Bel fıtığı teşhisi nasıl konmaktadır?
Hastadan alınan öykü ve nörolojik muayene ile çoğu zaman tanı konabilmektedir. Ancak muayenede refleks kaybı, atrofi ve kas kuvvetinde azalma gibi nörolojik bulgular saptanmış ise en sık baş vurulan tetkik lumber MR olmaktadır. Fıtığın yeri ve boyutu hakkında bilgi çoğu zaman çekilen lomber MR alınmaktadır. Kapalı alan korkusu, kalp pili yada benzeri nedenlerle MR çektirilemeyen hastalarda bilgisayarlı tomografi çektirilmektedir. Ancak bel fıtığını değerlendirmede rezolusyonu MR kadar iyi değildir. Bu nedenle bazı hastalarda yanlış negatif ya da yanlış pozitif sonuçlar verebilmektedir. Sinir köklerine bası yapan başka nedenlerden şüphelenildiği durumlarda miyelografi, BT miyelografi gibi tetkiklerde kullanılabilmektedir.
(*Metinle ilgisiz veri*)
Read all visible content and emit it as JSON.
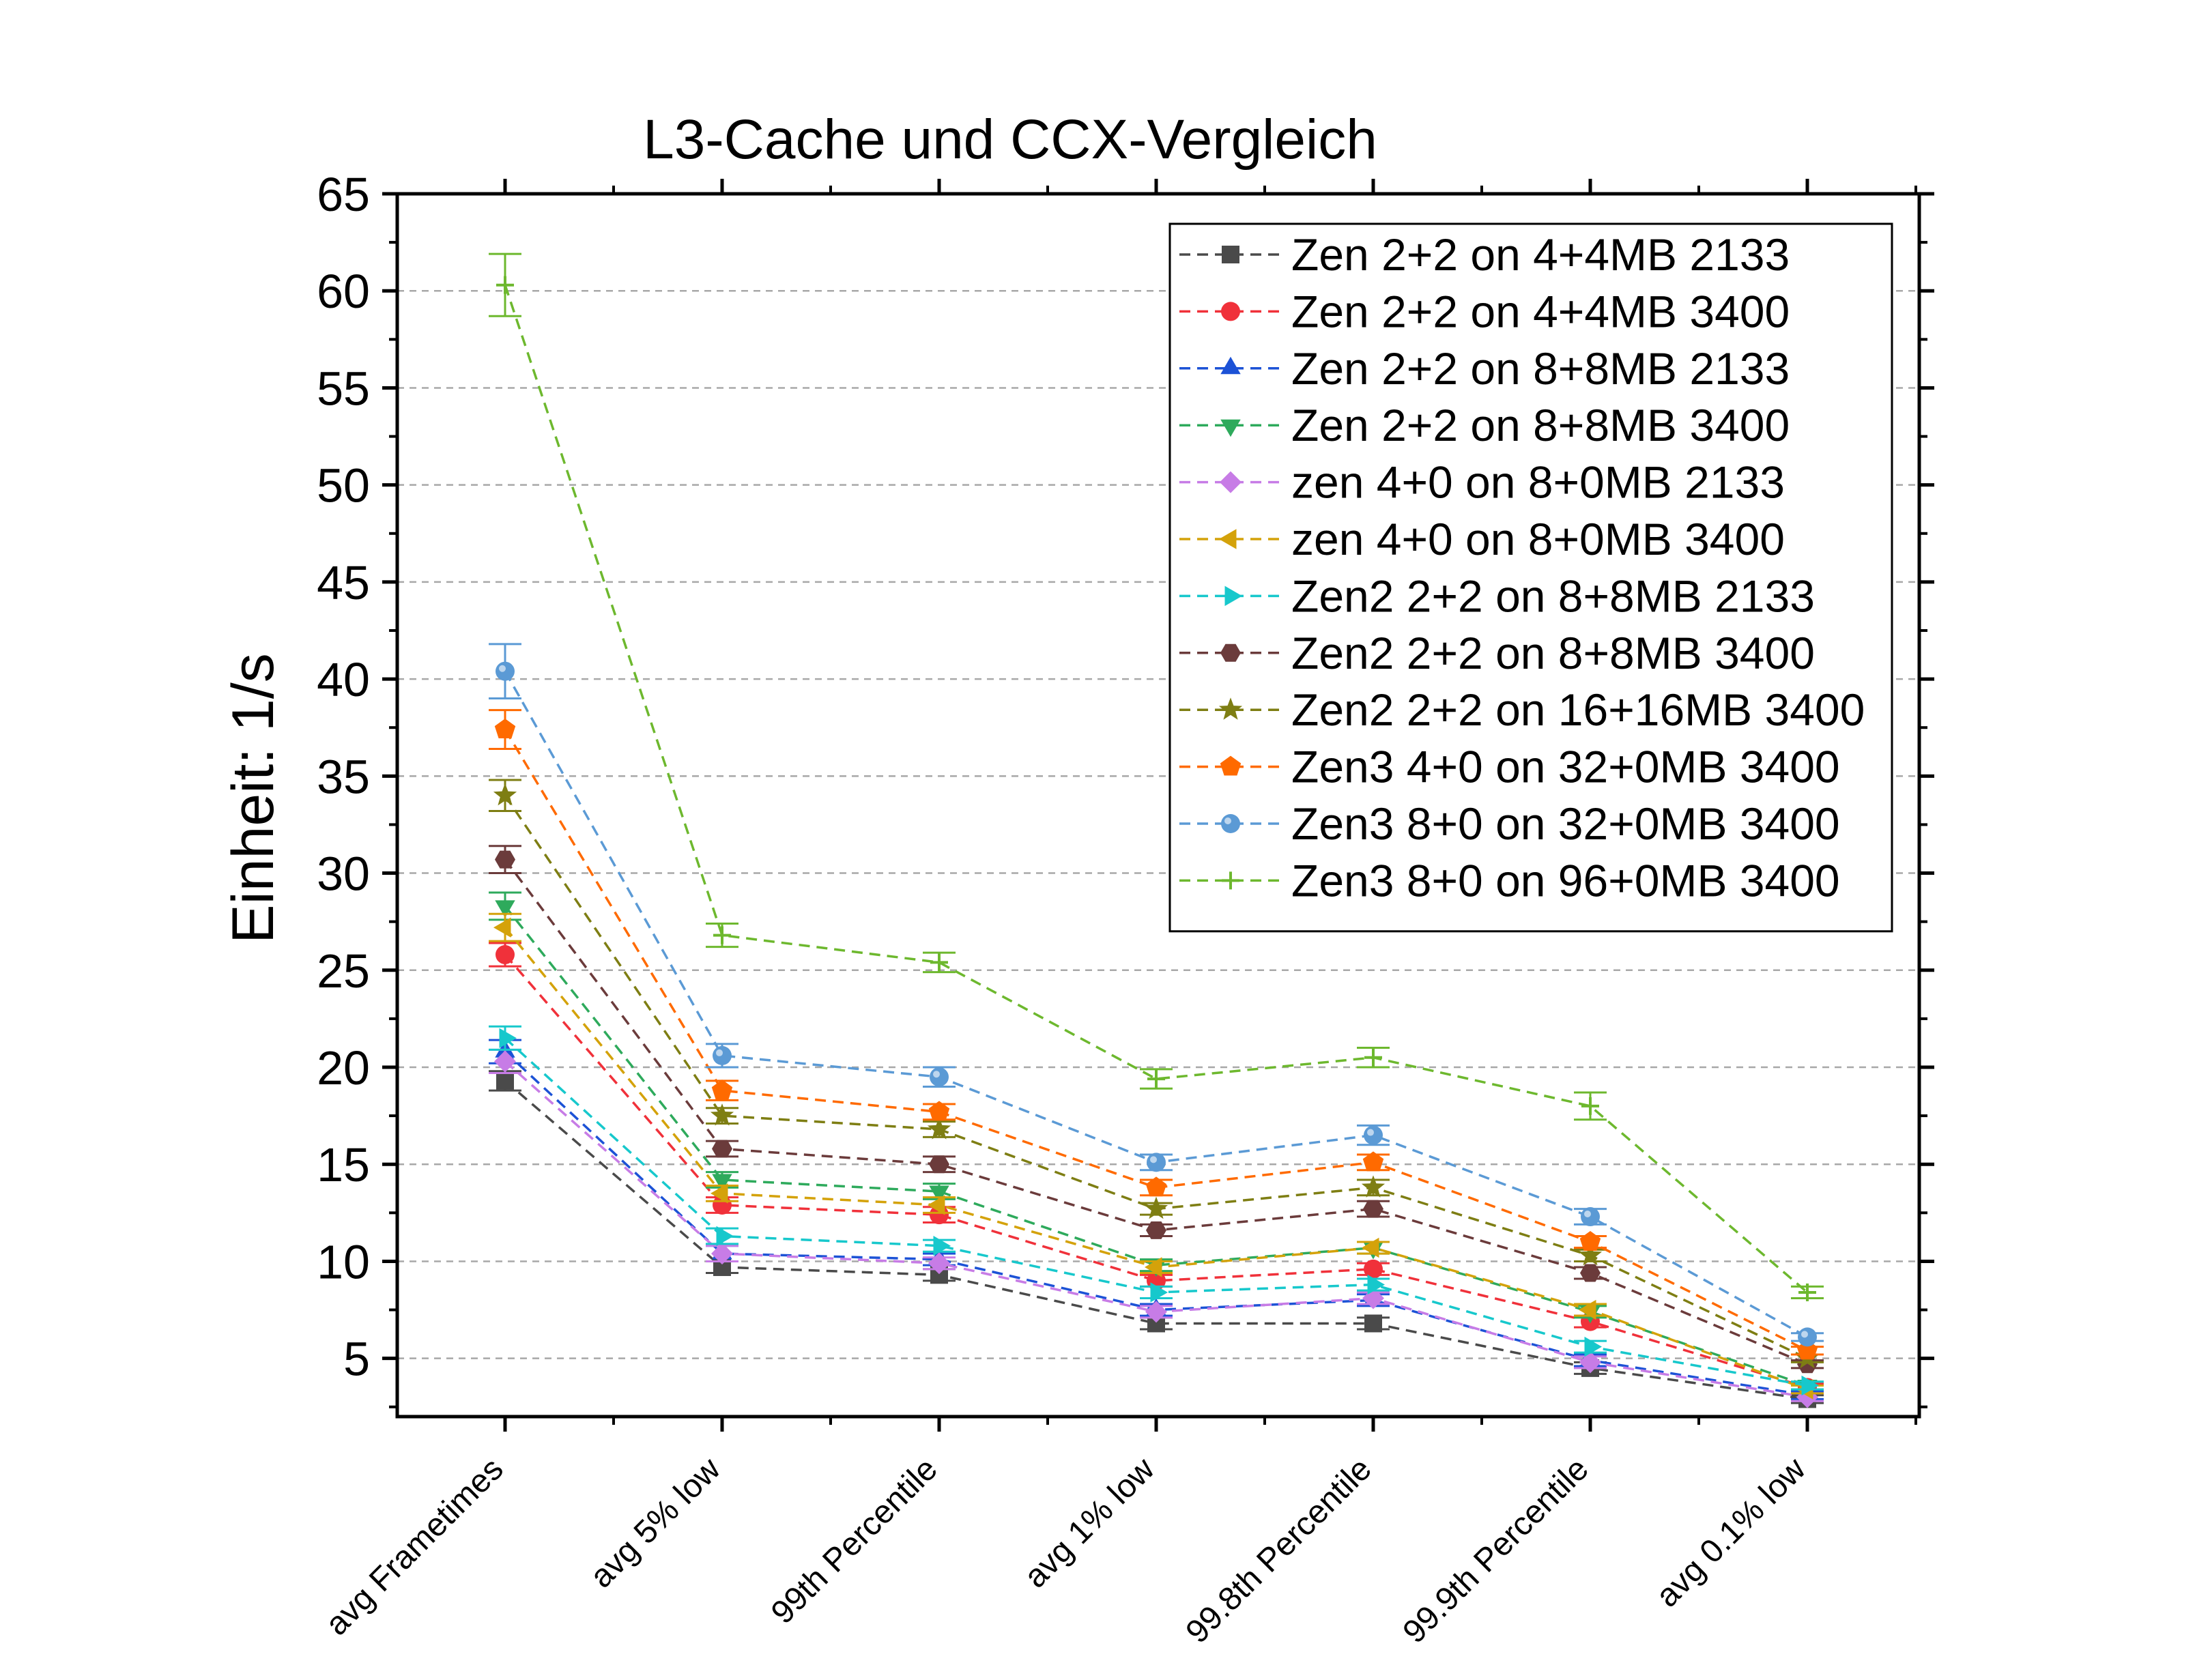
{
  "chart_data": {
    "type": "line",
    "title": "L3-Cache und CCX-Vergleich",
    "xlabel": "",
    "ylabel": "Einheit: 1/s",
    "ylim": [
      2,
      65
    ],
    "yticks": [
      5,
      10,
      15,
      20,
      25,
      30,
      35,
      40,
      45,
      50,
      55,
      60,
      65
    ],
    "grid": true,
    "legend_position": "top-right",
    "categories": [
      "avg Frametimes",
      "avg 5% low",
      "99th Percentile",
      "avg 1% low",
      "99.8th Percentile",
      "99.9th Percentile",
      "avg 0.1% low"
    ],
    "series": [
      {
        "name": "Zen 2+2 on 4+4MB 2133",
        "color": "#4a4a4a",
        "marker": "square",
        "values": [
          19.3,
          9.7,
          9.3,
          6.8,
          6.8,
          4.5,
          2.9
        ],
        "errors": [
          0.5,
          0.3,
          0.3,
          0.3,
          0.3,
          0.3,
          0.2
        ]
      },
      {
        "name": "Zen 2+2 on 4+4MB 3400",
        "color": "#f0313a",
        "marker": "circle",
        "values": [
          25.8,
          12.9,
          12.4,
          9.0,
          9.6,
          6.9,
          3.5
        ],
        "errors": [
          0.6,
          0.4,
          0.4,
          0.3,
          0.3,
          0.3,
          0.2
        ]
      },
      {
        "name": "Zen 2+2 on 8+8MB 2133",
        "color": "#1c52d6",
        "marker": "triangle-up",
        "values": [
          20.8,
          10.4,
          10.1,
          7.5,
          8.0,
          4.9,
          3.1
        ],
        "errors": [
          0.6,
          0.4,
          0.3,
          0.3,
          0.3,
          0.3,
          0.2
        ]
      },
      {
        "name": "Zen 2+2 on 8+8MB 3400",
        "color": "#2eaa5c",
        "marker": "triangle-down",
        "values": [
          28.3,
          14.2,
          13.6,
          9.8,
          10.7,
          7.4,
          3.6
        ],
        "errors": [
          0.7,
          0.4,
          0.4,
          0.3,
          0.3,
          0.3,
          0.2
        ]
      },
      {
        "name": "zen 4+0 on 8+0MB 2133",
        "color": "#c77ce6",
        "marker": "diamond",
        "values": [
          20.3,
          10.4,
          9.9,
          7.4,
          8.1,
          4.8,
          3.0
        ],
        "errors": [
          0.6,
          0.4,
          0.3,
          0.3,
          0.3,
          0.3,
          0.2
        ]
      },
      {
        "name": "zen 4+0 on 8+0MB 3400",
        "color": "#d4a20a",
        "marker": "triangle-left",
        "values": [
          27.2,
          13.5,
          12.9,
          9.7,
          10.7,
          7.5,
          3.4
        ],
        "errors": [
          0.7,
          0.4,
          0.4,
          0.3,
          0.3,
          0.3,
          0.2
        ]
      },
      {
        "name": "Zen2 2+2 on 8+8MB 2133",
        "color": "#17c8cc",
        "marker": "triangle-right",
        "values": [
          21.5,
          11.3,
          10.8,
          8.4,
          8.8,
          5.6,
          3.6
        ],
        "errors": [
          0.6,
          0.4,
          0.3,
          0.3,
          0.3,
          0.3,
          0.2
        ]
      },
      {
        "name": "Zen2 2+2 on 8+8MB 3400",
        "color": "#6b3b3b",
        "marker": "hexagon",
        "values": [
          30.7,
          15.8,
          15.0,
          11.6,
          12.7,
          9.4,
          4.7
        ],
        "errors": [
          0.7,
          0.4,
          0.4,
          0.3,
          0.4,
          0.3,
          0.2
        ]
      },
      {
        "name": "Zen2 2+2 on 16+16MB 3400",
        "color": "#7e7e13",
        "marker": "star",
        "values": [
          34.0,
          17.5,
          16.8,
          12.7,
          13.8,
          10.3,
          5.0
        ],
        "errors": [
          0.8,
          0.4,
          0.4,
          0.3,
          0.4,
          0.3,
          0.2
        ]
      },
      {
        "name": "Zen3 4+0 on 32+0MB 3400",
        "color": "#ff6a00",
        "marker": "pentagon",
        "values": [
          37.4,
          18.8,
          17.7,
          13.8,
          15.1,
          11.0,
          5.4
        ],
        "errors": [
          1.0,
          0.5,
          0.4,
          0.4,
          0.4,
          0.3,
          0.2
        ]
      },
      {
        "name": "Zen3 8+0 on 32+0MB 3400",
        "color": "#5b9ad5",
        "marker": "sphere",
        "values": [
          40.4,
          20.6,
          19.5,
          15.1,
          16.5,
          12.3,
          6.1
        ],
        "errors": [
          1.4,
          0.6,
          0.5,
          0.4,
          0.5,
          0.4,
          0.2
        ]
      },
      {
        "name": "Zen3 8+0 on 96+0MB 3400",
        "color": "#6db82e",
        "marker": "plus",
        "values": [
          60.3,
          26.8,
          25.4,
          19.4,
          20.5,
          18.0,
          8.4
        ],
        "errors": [
          1.6,
          0.6,
          0.5,
          0.5,
          0.5,
          0.7,
          0.3
        ]
      }
    ]
  }
}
Elektromiyografi (EMG) lumber diskopatide sık kullanılan tetkiklerden biridir. Bel fıtığına bağlı radükülopati olup olmadığını ve şiddetini değerlendirmede önemlidir. Ayrıca bacakta ağrı ve uyuşma yapan polinöropati ya da sinir sıkışması gibi tuzak nöropatileri bel fıtığından ayırt etmek için kullanılmaktadır.
BEL FITIĞI TEDAVİSİ
Bel fıtığında ağrılar çoğu hastada 2 ile 6 hafta arasında düzelmektedir. Bu nedenle akut dönemde yatak istirahati ve aprı kesici ve kas gevşetici ilaçlar faydalı olmaktadır. Bel ağrısı başladığı anda buz koyulması önerilmektedir. Bcakta ağrı dışında uyuşma ve yanma dibi şikayetler de var ise nöropatik ağrı tedavisinde kullanılan gabapentin ve pregabalin etken maddeli ilaçlar kullanılmaktadır. İlk 48 saatten sonraki dönemde kas spazmlarını azaltmak amacıyla sıcak su torbası, sıcak banyo gibi ısıyı artıran yöntemler önerilmektedir. Bu yöntemlerden fayda görülmeyen durumlarda fizik tedavi önerilmektedir. Ancak ilaçlara ve fizik tedaviye cevap vermeyen şiddetli ağrılar devam ediyorsa, ayakta ya da bacakta güç kaybı, atrofi, reflekslerin alınamaması, idrar kaçırma, cinsel fonksiyonlarda bozulma gibi nörolojik patolojik bulgular saptanmış ise tedavi cerrahidir.